I think there is an issue here in that there are two ways to use AI. One is to use it for reasoning, brainstorming, research, writing, analysis, what have you. The other is to use it (I think this is what GCB is testing) to craft responses to incoming questions.
The problem is that what you want for Use Case A is probably NOT what you want for Use Case B. In Use Case A – and here, in my exerperience, Claude really shines – is the ability to describe, analyze, compare, contrast different ideas, beliefs, and reasons. For example, I might want to compare & contrast what an Evangelical, a Catholic, an Orthodox, and a secular humanist might say about _x_. This helps me understand the position from a “steelman” perspective.

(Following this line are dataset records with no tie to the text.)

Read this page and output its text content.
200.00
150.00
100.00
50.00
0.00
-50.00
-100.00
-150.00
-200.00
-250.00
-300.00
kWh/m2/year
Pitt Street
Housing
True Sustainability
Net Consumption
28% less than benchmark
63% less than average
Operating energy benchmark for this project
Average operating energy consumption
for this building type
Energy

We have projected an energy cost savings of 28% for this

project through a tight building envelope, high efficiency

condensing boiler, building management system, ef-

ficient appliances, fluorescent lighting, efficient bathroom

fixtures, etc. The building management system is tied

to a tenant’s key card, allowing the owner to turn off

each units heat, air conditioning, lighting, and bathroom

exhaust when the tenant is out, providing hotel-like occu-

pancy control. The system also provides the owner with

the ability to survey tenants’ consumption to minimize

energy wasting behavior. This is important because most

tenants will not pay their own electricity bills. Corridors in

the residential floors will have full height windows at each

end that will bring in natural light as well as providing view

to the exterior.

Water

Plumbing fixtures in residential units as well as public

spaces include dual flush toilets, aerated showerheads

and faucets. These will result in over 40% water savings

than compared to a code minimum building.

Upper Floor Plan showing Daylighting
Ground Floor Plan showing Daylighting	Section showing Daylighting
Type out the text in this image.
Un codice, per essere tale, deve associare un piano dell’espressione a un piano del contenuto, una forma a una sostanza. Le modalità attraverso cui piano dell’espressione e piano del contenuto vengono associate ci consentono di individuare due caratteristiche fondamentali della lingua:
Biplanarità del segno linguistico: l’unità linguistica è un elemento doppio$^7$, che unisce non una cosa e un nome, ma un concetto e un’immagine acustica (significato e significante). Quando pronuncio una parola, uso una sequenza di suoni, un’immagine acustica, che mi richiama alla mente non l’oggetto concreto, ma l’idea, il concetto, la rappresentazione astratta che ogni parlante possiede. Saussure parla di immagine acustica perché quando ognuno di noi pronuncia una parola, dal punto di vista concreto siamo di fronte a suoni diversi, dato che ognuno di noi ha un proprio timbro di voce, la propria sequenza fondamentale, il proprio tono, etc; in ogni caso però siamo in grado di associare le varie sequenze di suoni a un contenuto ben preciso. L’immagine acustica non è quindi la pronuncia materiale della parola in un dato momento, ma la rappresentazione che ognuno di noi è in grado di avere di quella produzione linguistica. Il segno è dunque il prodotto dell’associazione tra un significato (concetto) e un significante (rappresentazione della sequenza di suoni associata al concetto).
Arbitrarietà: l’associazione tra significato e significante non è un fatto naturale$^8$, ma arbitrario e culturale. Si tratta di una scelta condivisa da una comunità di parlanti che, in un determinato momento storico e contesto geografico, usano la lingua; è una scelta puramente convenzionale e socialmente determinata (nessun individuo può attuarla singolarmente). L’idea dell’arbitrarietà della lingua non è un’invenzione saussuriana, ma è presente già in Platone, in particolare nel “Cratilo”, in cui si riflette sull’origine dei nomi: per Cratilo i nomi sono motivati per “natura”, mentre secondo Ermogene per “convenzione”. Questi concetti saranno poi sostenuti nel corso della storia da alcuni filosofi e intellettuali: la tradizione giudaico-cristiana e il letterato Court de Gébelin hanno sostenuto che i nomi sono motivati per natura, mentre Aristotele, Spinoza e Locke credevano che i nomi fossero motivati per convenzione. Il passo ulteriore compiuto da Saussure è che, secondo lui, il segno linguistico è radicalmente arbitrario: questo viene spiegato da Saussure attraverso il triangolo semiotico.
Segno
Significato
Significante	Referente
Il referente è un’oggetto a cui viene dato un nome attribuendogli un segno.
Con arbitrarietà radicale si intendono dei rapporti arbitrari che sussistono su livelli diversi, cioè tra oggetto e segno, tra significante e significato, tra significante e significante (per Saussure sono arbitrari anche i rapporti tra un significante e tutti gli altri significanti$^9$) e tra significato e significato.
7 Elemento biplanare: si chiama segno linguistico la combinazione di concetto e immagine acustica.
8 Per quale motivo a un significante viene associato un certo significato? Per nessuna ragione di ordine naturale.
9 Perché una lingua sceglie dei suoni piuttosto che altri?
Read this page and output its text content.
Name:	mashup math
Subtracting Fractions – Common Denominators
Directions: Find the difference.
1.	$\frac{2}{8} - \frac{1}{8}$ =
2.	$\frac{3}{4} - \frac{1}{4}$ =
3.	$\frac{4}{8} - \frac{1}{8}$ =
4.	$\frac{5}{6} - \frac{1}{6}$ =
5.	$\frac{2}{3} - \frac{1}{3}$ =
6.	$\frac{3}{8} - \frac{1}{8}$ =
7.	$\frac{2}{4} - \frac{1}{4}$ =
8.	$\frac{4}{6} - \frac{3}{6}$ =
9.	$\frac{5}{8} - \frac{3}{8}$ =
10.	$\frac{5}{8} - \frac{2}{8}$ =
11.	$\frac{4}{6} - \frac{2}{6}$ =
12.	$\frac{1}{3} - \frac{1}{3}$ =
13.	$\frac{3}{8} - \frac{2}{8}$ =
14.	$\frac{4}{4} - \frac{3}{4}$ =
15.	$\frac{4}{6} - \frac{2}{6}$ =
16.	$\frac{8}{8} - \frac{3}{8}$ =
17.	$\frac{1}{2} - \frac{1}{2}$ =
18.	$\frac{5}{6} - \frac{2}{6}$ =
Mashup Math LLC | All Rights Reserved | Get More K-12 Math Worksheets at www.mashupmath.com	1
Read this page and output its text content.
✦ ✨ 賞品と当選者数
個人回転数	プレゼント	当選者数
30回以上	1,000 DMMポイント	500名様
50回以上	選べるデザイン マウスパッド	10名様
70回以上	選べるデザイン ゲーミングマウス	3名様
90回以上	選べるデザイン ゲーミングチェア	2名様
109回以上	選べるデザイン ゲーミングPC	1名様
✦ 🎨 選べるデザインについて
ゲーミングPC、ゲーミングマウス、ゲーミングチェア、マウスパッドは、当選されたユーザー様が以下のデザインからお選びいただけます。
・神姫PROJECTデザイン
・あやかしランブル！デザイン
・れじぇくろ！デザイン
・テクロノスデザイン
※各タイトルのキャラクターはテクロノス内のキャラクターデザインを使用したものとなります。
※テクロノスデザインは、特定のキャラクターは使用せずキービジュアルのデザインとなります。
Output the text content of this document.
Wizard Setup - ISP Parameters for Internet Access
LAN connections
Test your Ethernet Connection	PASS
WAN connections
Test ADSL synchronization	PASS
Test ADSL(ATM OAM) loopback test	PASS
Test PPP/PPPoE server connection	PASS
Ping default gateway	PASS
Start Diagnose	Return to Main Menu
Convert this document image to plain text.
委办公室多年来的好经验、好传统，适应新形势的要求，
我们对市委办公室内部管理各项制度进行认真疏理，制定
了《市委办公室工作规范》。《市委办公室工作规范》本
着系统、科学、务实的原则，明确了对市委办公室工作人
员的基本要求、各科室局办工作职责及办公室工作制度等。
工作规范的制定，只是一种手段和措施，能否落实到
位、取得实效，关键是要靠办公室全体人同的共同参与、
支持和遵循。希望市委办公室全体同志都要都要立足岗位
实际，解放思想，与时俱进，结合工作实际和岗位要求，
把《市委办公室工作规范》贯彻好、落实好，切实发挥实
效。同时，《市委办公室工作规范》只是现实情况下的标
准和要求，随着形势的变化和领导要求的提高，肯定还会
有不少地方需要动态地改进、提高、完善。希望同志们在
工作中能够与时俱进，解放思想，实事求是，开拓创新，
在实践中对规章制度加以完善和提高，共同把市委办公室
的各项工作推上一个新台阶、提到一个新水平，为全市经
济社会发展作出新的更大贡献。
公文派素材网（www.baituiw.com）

In Use Case B, on the other hand – if you were asking an AI to draft evangelistic material in response to an incoming question that is perhaps in FB Messenger or Whatsapp or something else – you might not want ot bring up all these different positions. You want to articulate an answer to a question that fits within a specific box, for any one of a number of reasons.
You can do that with certain guardrails, I imagine. For example, in my Weekly Roundup, I ask AI to select appropriate quotations from a pre-selected list. It’s very good at doing that: it doesn’t make up the quotations, but they are all based on the content of the Roundup. But that’s more Use Case B: you have to pre-design the responses that are appropriate in a variety of situations.
What makes an AI strong for Use Case A might actually make it fall to the bottom of this particular Leaderboard. As Claude tells me, Caveat lector–let the reader beware. Or at least be very familiar with what exactly the leaderboard is measuring.